Jean: Magnolia 2 Mumbai
Please tell us a little bit about yourself. Who you are, where you come from, when you moved to Mumbai, etc.
My name is Jean. I am an American who has lived all over the US. Mumbai is my first expat assignment. I arrived here just a little over one year ago. I live in Powai with my husband and two dogs.
When and why did you decide to start blogging about your experiences?
I started blogging almost immediately. I had too many questions from friends and family back home. Blogging is a great way to answer them.
Do you have any favorite blog entries of yours?
Tell us about the ways your new life in Mumbai differs from that back home. Did you have trouble getting used to the new circumstances? Did you experience culture shock?
I think everyone experiences culture shock in Mumbai, even people who were born here and return after some time away. I think the toughest transition is not driving here. Although we live in Powai, where we can walk many places, we can’t just hop in the car and decide to go somewhere. We must be accompanied by our driver everywhere.
Do you think you were fully prepared for what awaited you in Mumbai? If you could, would you change some decisions/preparations you made?
I think we were better prepared than some, but less than others. My husband had a few Indian expats at his firm who helped him through the initial transition. If I had to do it again, we would have negotiated two cars, not just one, into the contract. We really do need two cars at least once or twice a week.
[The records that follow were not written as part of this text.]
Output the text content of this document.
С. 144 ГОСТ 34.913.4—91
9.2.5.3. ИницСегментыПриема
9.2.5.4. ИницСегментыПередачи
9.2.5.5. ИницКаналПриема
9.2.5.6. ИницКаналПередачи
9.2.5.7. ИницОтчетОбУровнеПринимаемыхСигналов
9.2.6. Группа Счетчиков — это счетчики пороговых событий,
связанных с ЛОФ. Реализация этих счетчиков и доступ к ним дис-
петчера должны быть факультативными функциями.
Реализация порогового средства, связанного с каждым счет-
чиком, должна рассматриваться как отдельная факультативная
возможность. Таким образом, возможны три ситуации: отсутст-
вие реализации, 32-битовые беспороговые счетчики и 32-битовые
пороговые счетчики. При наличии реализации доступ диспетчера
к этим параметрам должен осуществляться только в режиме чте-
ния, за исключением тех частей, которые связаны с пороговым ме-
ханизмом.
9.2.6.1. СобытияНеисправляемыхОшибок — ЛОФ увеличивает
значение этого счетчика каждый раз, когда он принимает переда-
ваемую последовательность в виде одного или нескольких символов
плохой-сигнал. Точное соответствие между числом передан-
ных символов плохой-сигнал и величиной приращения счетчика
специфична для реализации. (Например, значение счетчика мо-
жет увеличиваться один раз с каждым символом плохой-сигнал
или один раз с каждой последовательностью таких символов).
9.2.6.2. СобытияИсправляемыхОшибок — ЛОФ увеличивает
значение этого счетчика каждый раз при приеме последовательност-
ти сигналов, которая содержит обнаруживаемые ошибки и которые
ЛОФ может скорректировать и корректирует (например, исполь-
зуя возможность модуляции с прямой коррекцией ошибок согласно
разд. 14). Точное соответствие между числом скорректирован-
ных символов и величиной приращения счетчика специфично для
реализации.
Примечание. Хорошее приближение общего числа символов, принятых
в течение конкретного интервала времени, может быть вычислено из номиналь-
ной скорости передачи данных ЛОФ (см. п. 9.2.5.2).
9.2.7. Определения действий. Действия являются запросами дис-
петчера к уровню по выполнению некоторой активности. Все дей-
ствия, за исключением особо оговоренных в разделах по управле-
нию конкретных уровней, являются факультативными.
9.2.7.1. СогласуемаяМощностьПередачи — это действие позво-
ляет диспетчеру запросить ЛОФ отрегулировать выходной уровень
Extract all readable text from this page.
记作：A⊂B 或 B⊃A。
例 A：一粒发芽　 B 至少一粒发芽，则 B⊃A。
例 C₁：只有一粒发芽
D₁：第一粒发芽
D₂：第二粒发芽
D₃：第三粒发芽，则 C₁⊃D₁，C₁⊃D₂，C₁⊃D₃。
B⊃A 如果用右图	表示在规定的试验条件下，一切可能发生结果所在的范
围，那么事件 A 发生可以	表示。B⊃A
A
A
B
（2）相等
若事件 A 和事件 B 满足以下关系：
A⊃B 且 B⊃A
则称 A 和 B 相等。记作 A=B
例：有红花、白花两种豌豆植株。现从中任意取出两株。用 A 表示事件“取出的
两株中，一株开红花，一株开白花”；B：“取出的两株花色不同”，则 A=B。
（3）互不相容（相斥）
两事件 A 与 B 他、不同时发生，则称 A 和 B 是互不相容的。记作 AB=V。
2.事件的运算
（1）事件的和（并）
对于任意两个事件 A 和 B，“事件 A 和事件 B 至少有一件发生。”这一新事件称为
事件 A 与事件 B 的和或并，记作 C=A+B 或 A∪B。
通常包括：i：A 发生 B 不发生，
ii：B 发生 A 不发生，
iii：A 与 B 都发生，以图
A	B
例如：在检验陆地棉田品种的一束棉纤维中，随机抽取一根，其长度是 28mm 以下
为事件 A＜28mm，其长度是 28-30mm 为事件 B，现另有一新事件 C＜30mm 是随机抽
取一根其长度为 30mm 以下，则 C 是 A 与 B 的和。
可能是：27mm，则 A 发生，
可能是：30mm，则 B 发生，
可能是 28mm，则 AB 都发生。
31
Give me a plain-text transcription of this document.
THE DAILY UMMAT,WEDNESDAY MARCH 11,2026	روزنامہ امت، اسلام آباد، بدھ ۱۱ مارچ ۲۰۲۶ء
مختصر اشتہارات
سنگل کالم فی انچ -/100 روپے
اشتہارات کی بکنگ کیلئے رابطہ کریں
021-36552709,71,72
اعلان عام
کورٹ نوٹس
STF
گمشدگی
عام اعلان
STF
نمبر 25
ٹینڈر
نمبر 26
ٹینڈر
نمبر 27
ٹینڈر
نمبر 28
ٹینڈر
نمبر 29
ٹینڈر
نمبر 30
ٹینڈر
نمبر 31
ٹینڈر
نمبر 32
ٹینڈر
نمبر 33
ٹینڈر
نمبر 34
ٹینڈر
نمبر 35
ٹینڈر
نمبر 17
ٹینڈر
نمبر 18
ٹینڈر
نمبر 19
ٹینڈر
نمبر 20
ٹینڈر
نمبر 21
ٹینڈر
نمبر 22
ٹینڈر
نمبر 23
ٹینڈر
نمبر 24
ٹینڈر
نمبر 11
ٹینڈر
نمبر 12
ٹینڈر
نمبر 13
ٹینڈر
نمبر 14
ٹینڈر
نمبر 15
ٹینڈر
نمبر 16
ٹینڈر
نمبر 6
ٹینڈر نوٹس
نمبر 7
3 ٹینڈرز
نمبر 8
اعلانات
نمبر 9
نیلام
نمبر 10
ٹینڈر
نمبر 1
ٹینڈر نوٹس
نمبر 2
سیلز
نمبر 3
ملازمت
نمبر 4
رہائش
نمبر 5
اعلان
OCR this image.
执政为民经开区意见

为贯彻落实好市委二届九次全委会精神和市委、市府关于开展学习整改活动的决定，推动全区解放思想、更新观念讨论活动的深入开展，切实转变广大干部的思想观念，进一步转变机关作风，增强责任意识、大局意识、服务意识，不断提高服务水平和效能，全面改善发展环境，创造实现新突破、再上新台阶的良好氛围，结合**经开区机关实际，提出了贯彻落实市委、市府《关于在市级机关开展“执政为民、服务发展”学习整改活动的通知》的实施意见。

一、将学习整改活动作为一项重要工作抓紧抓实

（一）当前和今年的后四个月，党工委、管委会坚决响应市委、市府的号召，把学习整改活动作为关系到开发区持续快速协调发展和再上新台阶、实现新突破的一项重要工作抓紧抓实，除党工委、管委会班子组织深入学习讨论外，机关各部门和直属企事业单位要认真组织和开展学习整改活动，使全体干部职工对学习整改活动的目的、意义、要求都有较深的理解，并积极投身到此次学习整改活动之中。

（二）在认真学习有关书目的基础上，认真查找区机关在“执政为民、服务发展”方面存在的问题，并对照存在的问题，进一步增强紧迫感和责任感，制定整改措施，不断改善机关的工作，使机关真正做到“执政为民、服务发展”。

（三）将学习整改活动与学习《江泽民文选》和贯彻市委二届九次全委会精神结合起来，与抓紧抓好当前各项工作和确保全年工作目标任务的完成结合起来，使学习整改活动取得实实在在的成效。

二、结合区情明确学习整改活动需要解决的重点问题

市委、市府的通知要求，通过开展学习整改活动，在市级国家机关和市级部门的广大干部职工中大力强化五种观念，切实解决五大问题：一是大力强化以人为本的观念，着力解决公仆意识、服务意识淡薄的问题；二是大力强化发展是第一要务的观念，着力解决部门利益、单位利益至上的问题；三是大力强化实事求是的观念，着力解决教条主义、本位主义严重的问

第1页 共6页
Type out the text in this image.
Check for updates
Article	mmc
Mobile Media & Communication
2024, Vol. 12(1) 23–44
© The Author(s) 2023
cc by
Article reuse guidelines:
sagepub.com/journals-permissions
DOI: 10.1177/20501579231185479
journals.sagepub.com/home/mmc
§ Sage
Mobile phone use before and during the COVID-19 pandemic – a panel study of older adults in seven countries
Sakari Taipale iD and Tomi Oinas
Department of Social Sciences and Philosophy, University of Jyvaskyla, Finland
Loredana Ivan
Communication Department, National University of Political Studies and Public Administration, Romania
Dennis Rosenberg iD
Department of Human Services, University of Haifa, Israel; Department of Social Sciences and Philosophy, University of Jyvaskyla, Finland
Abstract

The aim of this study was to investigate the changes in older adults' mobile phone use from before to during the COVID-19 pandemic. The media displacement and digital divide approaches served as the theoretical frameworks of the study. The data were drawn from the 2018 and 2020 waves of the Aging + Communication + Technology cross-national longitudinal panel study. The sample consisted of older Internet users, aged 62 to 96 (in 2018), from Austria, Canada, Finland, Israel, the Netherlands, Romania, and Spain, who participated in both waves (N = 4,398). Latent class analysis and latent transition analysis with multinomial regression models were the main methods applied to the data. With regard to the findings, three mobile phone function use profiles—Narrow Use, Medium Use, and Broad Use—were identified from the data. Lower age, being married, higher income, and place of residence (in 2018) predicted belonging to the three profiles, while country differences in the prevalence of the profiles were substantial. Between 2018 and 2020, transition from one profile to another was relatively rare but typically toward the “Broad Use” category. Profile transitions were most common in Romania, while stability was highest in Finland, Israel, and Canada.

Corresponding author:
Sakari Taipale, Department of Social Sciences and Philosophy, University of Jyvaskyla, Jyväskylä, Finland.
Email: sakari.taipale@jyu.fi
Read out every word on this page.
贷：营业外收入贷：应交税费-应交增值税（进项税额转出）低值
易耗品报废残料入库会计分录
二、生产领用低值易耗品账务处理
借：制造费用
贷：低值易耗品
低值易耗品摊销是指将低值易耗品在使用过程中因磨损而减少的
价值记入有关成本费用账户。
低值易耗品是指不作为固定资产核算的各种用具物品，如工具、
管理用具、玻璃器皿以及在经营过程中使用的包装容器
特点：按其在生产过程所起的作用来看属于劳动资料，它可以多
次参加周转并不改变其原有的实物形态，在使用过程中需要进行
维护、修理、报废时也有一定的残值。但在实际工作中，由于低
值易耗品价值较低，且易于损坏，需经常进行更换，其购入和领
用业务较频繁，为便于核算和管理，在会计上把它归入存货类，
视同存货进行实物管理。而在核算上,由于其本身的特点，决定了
Every expat knows that expat life comes with some hilarious anecdotes and funny experiences. Care to share one with us?
That would probably be the regular ritual of tortilla-making.
Which three tips would you like to give future expats before they embark on their new life in Mumbai?
- Don’t bother bringing anti-malarial drugs. You will be here too long for them to do any good; long-term use can damage your liver, so you are better off without them. If you get malaria, they will treat it.
- Don’t expect India to change to suit your needs. You must accept that India is India, and always will be. Some things will change; some things won’t. You are not an agent of change. You are a visitor.
- Don’t move to Bandra for the trendy address and Bollywood stars. If you like your freedom of movement, Powai really is the best location. The only tradeoff is that it can be a longer ride to SoBo.
How is the expat community in Mumbai? Did you have a hard time finding like-minded people or fellow expats?
The expat community is diverse. People are warm and friendly. Get involved with the American Women’s Club or Mumbai Connexions to find great people. Volunteer with an NGO to make a difference.
How would you summarize your expat life in Mumbai in a single, catchy sentence?
That is so hard to do, even for an editor, who is used to paring down paragraphs into sentences, but if you want a sentence then, here it is:
My journey from Magnolia to Mumbai has not always been well paved, but I have learned valuable lessons about myself and my new home with each bump on the road to happy destiny.